What’s an electronics company supposed to do when its home country gets hit by a catastrophic natural disaster, unfriendly exchange rates, high wages, and increased competition from abroad? Renesas, Fujitsu, and Panasonic are thinking about merging their LSI chip businesses, reports the Nikkei Shimbun — the latest in a long list of mergers, joint ventures, sell-offs, and outsourcing that Japanese firms hope to return them to profitability. The newspaper states, unsourced, that the companies are aiming for a basic agreement by the end of March, and are negotiating to form the new company by the end of 2012. As part of the plan, the companies would divest of some of their manufacturing capacity, transferring control of Renesas's Tsuruoka and Fujitsu's Mie production facilities to a recently-established subsidiary of Global Foundries — an American chipmaker. Regarding the rumored venture, Fujitsu put out a press release today that stopped short of a denial, stating, "Fujitsu is exploring possibilities for improving its semiconductor business from many different angles."
In November, Sony, Toshiba, and Hitachi each bought a 10 percent stake in Japan Display — with the Japanese government kicking in the other 70 — in a hope that economies of scale could help them against nimbler competitors in China and South Korea. Next came news that Sony and Hitachi were planning to outsource their battery and TV production, respectively, and on top of everything, Sony, Panasonic, and Sharp all posted huge losses last week, totaling nearly 1.3 trillion yen (approximately $17 billion).

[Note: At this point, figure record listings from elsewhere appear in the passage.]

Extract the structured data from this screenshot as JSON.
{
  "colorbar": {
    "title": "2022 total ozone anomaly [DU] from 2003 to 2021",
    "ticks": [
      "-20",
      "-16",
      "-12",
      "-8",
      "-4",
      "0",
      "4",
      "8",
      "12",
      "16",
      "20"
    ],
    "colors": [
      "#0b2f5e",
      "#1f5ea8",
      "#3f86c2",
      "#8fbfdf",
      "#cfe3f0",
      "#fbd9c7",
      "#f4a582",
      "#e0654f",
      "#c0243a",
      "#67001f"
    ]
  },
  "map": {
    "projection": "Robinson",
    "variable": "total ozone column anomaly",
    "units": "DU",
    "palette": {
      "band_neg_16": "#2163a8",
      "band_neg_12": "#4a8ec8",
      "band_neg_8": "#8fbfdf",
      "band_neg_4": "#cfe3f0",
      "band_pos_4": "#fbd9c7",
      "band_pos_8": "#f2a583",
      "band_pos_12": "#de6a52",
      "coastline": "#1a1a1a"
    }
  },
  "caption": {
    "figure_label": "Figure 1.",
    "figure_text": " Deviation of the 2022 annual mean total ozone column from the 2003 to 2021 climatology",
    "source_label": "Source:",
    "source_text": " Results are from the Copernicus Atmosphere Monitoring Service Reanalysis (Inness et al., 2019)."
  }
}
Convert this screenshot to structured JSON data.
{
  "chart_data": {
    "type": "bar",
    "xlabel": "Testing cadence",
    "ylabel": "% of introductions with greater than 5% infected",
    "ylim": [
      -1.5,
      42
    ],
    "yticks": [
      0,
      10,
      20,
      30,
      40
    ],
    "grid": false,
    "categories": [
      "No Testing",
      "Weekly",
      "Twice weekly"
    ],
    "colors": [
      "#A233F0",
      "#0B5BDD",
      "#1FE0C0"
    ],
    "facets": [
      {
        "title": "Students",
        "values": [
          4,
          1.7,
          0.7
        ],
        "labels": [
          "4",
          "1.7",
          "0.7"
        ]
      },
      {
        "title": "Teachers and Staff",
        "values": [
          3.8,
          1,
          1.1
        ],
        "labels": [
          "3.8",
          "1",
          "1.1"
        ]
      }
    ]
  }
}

While Japanese companies have been struggling to prop up their struggling TV businesses, they've also had a hard time cashing in on the mobile craze, often deciding to make mobile phones that aren't so well suited to compete in overseas markets. Hopefully, if Kaz Hirai's recent speech on Sony's plans for the future are any indication of the current mindset here, the smart Japanese firms will be able to turn it around in 2012.